Valentine's Day is just around the corner and that means that once again you are confronted with a holiday that is likely to put a little extra meat on your bones. The irony of all this is that that extra meat on your bones often greatly decreases your chances of being someone's Valentine! So, what will you do if you've resolved not to eat any chocolates this coming Thursday? How about looking to the United States Patent Office for a couple of incentives to help you with your resolve?
United States patent 5033985 was issued in 1991 to Gregory H. Nahas for Diet Aid Dolls. It seems Nahas is from that pre-politically correct era that emphasized the value of shame in helping people do things like perform well in school, or reach personal goals like weight loss. That's right, these dolls are meant to shame you into sticking with your diet.
Piggy You Diet Doll
First the good news: the dolls are available in both male and female versions. This simple fact appeals to this blogger who is often struck (pissed off really) by the fact that diet aids are too often marketed to women, as if we are the only ones who need to worry about looking and feeling our bests. I guess that's our own fault, since so many of us are so willing to accept the bare minimum in grooming (teeth brushing, a shower, the occasional haircut) when it comes to our men. That is, they don't try harder because we don't make them try harder. But I digress....
The dolls, which are attached to a refrigerator by magnetic strips on the backside, are slim and shapely with facial features resembling those of a pig! The dolls are perched on a box that reads, "When Overeating Press My Nose Watch My Thighs How Big They Grow [!]" Can you believe it? With every squeeze of piggy's snout the magnets thighs get bigger!
Piggy You Side View
A few obvious drawbacks of the doll are:
1) Sure, the doll is great if you tend to gain weight in your thighs and buttocks, but what if you gain weight in your stomach?

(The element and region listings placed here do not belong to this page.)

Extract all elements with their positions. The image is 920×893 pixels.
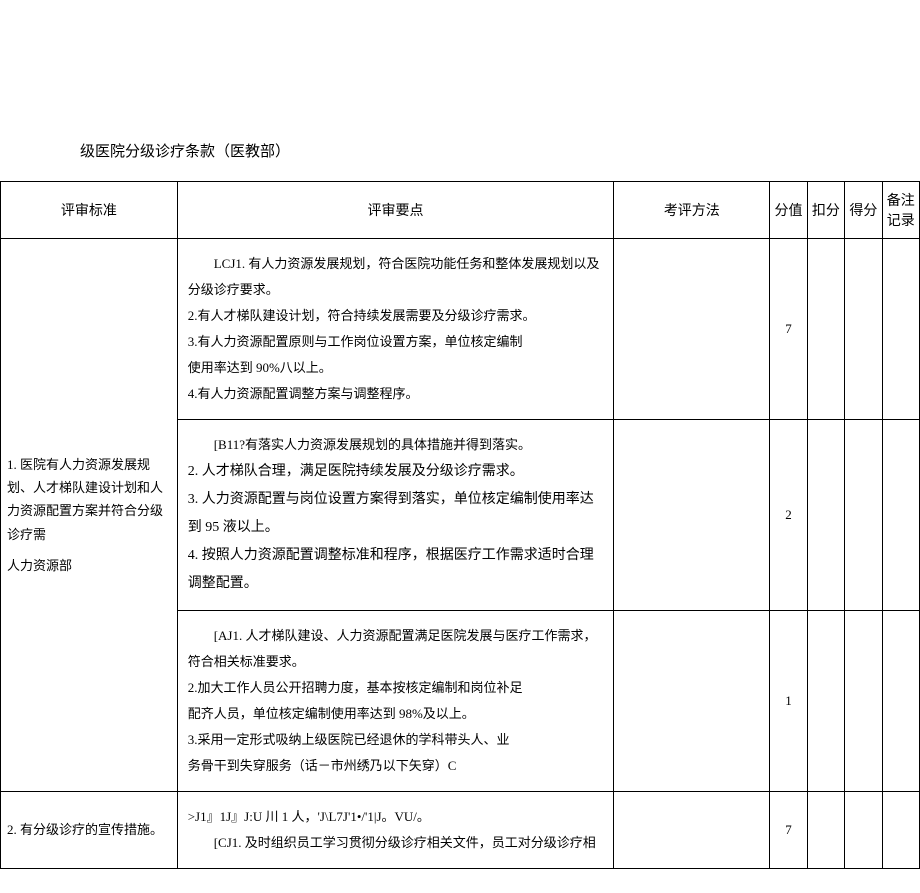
header-points: 评审要点 [177,182,614,239]
method-cell [614,420,770,611]
header-note: 备注记录 [882,182,919,239]
header-method: 考评方法 [614,182,770,239]
header-got: 得分 [845,182,882,239]
standard-cell: 1. 医院有人力资源发展规划、人才梯队建设计划和人力资源配置方案并符合分级诊疗需… [1,239,178,792]
header-deduct: 扣分 [807,182,844,239]
method-cell [614,239,770,420]
header-score-value: 分值 [770,182,807,239]
points-cell: [AJ1. 人才梯队建设、人力资源配置满足医院发展与医疗工作需求，符合相关标准要… [177,611,614,792]
note-cell [882,239,919,420]
deduct-cell [807,611,844,792]
table-row: 1. 医院有人力资源发展规划、人才梯队建设计划和人力资源配置方案并符合分级诊疗需… [1,239,920,420]
got-cell [845,792,882,869]
points-cell: [B11?有落实人力资源发展规划的具体措施并得到落实。2. 人才梯队合理，满足医… [177,420,614,611]
note-cell [882,611,919,792]
got-cell [845,239,882,420]
header-standard: 评审标准 [1,182,178,239]
method-cell [614,792,770,869]
got-cell [845,420,882,611]
deduct-cell [807,420,844,611]
score-value-cell: 2 [770,420,807,611]
standard-cell: 2. 有分级诊疗的宣传措施。 [1,792,178,869]
points-cell: >J1』1J』J:U 川 1 人，'J\L7J'1•/'1|J。VU/。[CJ1… [177,792,614,869]
note-cell [882,420,919,611]
document-title: 级医院分级诊疗条款（医教部） [80,140,920,161]
review-table: 评审标准 评审要点 考评方法 分值 扣分 得分 备注记录 1. 医院有人力资源发… [0,181,920,869]
deduct-cell [807,239,844,420]
table-header-row: 评审标准 评审要点 考评方法 分值 扣分 得分 备注记录 [1,182,920,239]
got-cell [845,611,882,792]
score-value-cell: 1 [770,611,807,792]
points-cell: LCJ1. 有人力资源发展规划，符合医院功能任务和整体发展规划以及分级诊疗要求。… [177,239,614,420]
score-value-cell: 7 [770,239,807,420]
deduct-cell [807,792,844,869]
method-cell [614,611,770,792]
table-row: 2. 有分级诊疗的宣传措施。>J1』1J』J:U 川 1 人，'J\L7J'1•… [1,792,920,869]
score-value-cell: 7 [770,792,807,869]
note-cell [882,792,919,869]
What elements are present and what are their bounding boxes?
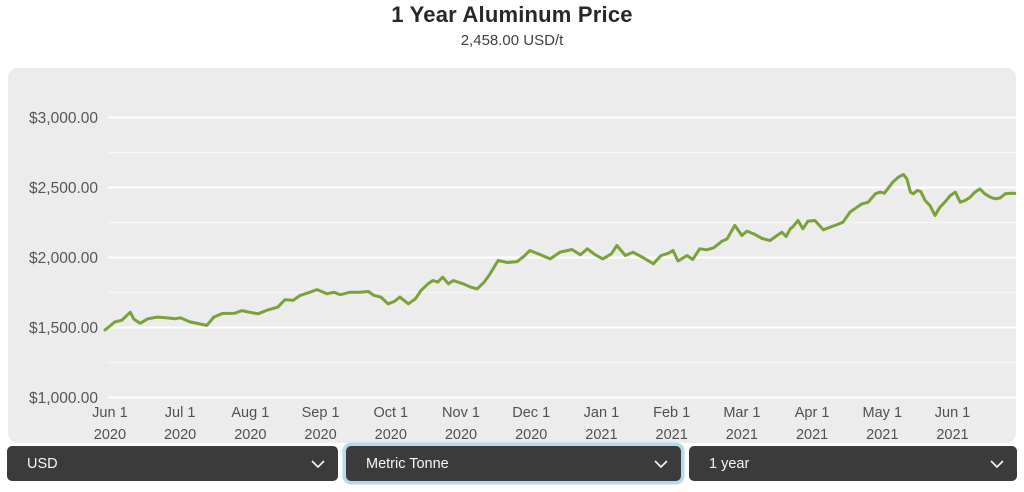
price-line-chart[interactable]: $3,000.00 $2,500.00 $2,000.00 $1,500.00 $1,0… bbox=[8, 68, 1016, 443]
chevron-down-icon bbox=[311, 459, 325, 468]
chart-panel: $3,000.00 $2,500.00 $2,000.00 $1,500.00 $1,0… bbox=[8, 68, 1016, 443]
currency-select-value: USD bbox=[27, 455, 58, 472]
time-range-select[interactable]: 1 year bbox=[689, 446, 1017, 481]
time-range-select-value: 1 year bbox=[709, 455, 750, 472]
current-price-subtitle: 2,458.00 USD/t bbox=[460, 32, 564, 49]
unit-select-value: Metric Tonne bbox=[366, 455, 449, 472]
svg-text:$1,000.00: $1,000.00 bbox=[29, 390, 98, 407]
svg-text:$3,000.00: $3,000.00 bbox=[29, 110, 98, 127]
page-title: 1 Year Aluminum Price bbox=[391, 2, 633, 27]
svg-text:$2,000.00: $2,000.00 bbox=[29, 250, 98, 267]
unit-select[interactable]: Metric Tonne bbox=[346, 446, 681, 481]
chart-header: 1 Year Aluminum Price 2,458.00 USD/t bbox=[0, 0, 1024, 49]
currency-select[interactable]: USD bbox=[7, 446, 338, 481]
chevron-down-icon bbox=[654, 459, 668, 468]
svg-text:$2,500.00: $2,500.00 bbox=[29, 180, 98, 197]
chevron-down-icon bbox=[990, 459, 1004, 468]
svg-text:$1,500.00: $1,500.00 bbox=[29, 320, 98, 337]
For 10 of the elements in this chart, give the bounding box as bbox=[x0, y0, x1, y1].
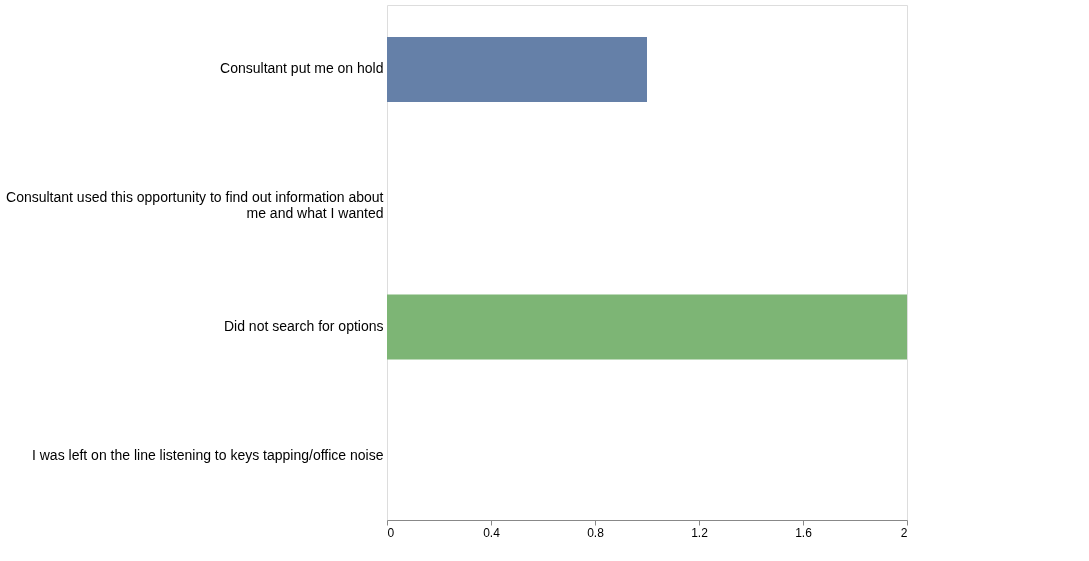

2) Overeating for people with a weight issue is sometimes subjective, so how can the person struggling with their weight be trusted to objectively measure their food? I mean if they could do that they probably wouldn't have a weight problem in the first place.
3) While the doll may start out with the figure you aspire to, she's still pretty ugly. Perhaps, the doll's face is meant to remind the dieter that no matter how successful they are they are still a pig at heart and must therefore always be on the alert for hidden calories. Basically, you've purchased a mean and demoralizing refrigerator magnet!
4) Finally, it's too easy to rip that doll off the fridge and toss her in the garbage the minute you tire of her condescending attitude!
With these drawbacks in mind let's look at another patent in the same vein, United States patent 5067924.
This patent is much more like it. It is traditional in the worst kind of way. The patent, issued in 1991 (which seems to have been a big year for diet aids) to Beverly L. Munter - because we women are often our own worst enemies promoting and endorsing the stereotypes that objectify us the most - is for a Doll Simulating Weight Loss/Gain. Naturally, this doll is female with no male counterpart. And there is no ugly face to contend with because Munter has gone the extra mile of simply decapitating the doll. After all, all a head does is house that pesky brain, which you won't need if you've got a hot, slim, body, right?
Headless, Hot Bod Dieter
Anyway, unlike patent 5033985 the doll is less a motivator than it is a partner in crime. That's because the doll will simulate weight loss and weight gain according to simultaneous weight loss and weight gain of the doll's owner. And how exactly is this feat accomplished? The doll is wrapped in layers of "skin" (not unlike her owner at the start of the diet) made of stretchable synthetic material, such as vinyl, [which] are added or removed from the doll each time the doll's owner gains or loses one weight increment (to be pre-determined by the doll's owner), respectively.
The "nice" thing about this patent is that it gives the dieter a co-conspirator, while the increments make it easy for the dieter to see how far they can push the diet envelope. For instance: how bad will I really look with an additional five pounds around my middle? Not too bad. Pass me another Oreo!
This Thursday why not toss out the diet incentives, stuff yourself with chocolate hearts and truffles and turn to United States patent 5163447, the musical condom, for some assistance in burning all those extra calories? After all, isn't that what Valentine's Day is all about: reaffirming your love and commitment to each other? So eat up then heat up. Your figure, and your love life, will be better off for it.